While Donald Trump’s popularity with the Republican base, especially older voters and evangelicals [inexplicably] is one reason DeSantis’ numbers are cratering, the Governor's focus on cultural issues is likely a factor as well. A poll of Republican voters released recently by the New York Times and Siena College showed that just 24% would be most likely to support a candidate who “focuses on defeating radical ‘woke’ ideology in our schools, media and culture.”
The reality is that the majority of Republican voters have never even met a transgendered individual, really like their kid's teachers, don't support whitewashing US history classes, care at least a little about environmental issues like climate change, and now grudgingly support gay rights. And some are coming to realize that Gov.

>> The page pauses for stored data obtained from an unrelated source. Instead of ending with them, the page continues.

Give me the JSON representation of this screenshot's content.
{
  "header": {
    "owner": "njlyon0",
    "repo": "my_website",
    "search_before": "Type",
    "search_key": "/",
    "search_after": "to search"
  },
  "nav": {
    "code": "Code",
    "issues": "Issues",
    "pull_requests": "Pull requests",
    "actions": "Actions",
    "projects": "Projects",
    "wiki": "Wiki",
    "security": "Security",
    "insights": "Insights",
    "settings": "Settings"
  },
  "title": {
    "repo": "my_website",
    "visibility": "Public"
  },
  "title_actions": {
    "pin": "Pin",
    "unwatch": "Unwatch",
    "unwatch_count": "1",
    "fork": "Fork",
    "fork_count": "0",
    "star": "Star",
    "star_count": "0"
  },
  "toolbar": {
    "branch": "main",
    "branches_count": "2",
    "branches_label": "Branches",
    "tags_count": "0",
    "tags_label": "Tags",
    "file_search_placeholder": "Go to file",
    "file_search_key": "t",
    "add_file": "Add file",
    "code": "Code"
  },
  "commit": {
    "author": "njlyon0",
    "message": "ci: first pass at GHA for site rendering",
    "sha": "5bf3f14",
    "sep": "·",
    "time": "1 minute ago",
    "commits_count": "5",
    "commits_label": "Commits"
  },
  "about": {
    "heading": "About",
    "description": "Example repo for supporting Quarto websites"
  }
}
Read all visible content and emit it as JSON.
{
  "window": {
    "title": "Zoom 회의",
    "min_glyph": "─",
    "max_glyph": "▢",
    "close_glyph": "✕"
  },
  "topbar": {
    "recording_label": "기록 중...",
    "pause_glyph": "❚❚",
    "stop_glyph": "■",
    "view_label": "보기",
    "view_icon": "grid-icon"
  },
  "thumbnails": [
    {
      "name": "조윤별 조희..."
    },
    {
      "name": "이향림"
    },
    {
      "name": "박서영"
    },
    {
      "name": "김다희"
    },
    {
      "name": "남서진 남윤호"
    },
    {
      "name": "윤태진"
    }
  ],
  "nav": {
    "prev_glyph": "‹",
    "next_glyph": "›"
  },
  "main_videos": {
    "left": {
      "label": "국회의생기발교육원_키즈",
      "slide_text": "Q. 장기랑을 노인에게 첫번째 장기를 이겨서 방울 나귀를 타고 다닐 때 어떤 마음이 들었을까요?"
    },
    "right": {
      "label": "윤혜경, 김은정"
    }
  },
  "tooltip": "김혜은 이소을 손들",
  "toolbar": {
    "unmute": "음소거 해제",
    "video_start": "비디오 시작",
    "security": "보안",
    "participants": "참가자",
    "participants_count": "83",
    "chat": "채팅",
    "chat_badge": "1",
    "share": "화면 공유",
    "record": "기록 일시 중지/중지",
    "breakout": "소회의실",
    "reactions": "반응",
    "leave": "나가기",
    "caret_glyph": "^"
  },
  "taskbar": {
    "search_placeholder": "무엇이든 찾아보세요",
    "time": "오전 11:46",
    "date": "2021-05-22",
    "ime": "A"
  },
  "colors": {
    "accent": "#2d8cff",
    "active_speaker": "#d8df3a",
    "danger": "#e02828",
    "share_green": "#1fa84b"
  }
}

DeSantis's anti-woke policies sound a little too much like racist dog whistles, especially after Florida released new standards on black history including instruction on the benefits of slavery.
Moreover, even older conservatives realize that no politician is going to turn back the clock on American culture and that they and their children have to forge a better future that includes blacks, women, Hispanics, and the LGBT community. They may desire to move slower than Democrats and Gen Z in addressing workplace diversity, climate change, and social justice, but they understand that we aren't returning to the 1950s.
As Republicans cast their primary ballots in 2024, they will be more focused on the same bread-and-butter issues that have defined our politics for generations. If someone is going to break out of the pack and challenge Donald Trump for the Republican nomination, they will have to craft a serious agenda that addresses real, concrete concerns rather than DeSantis's grab bag of anti-woke nonsense.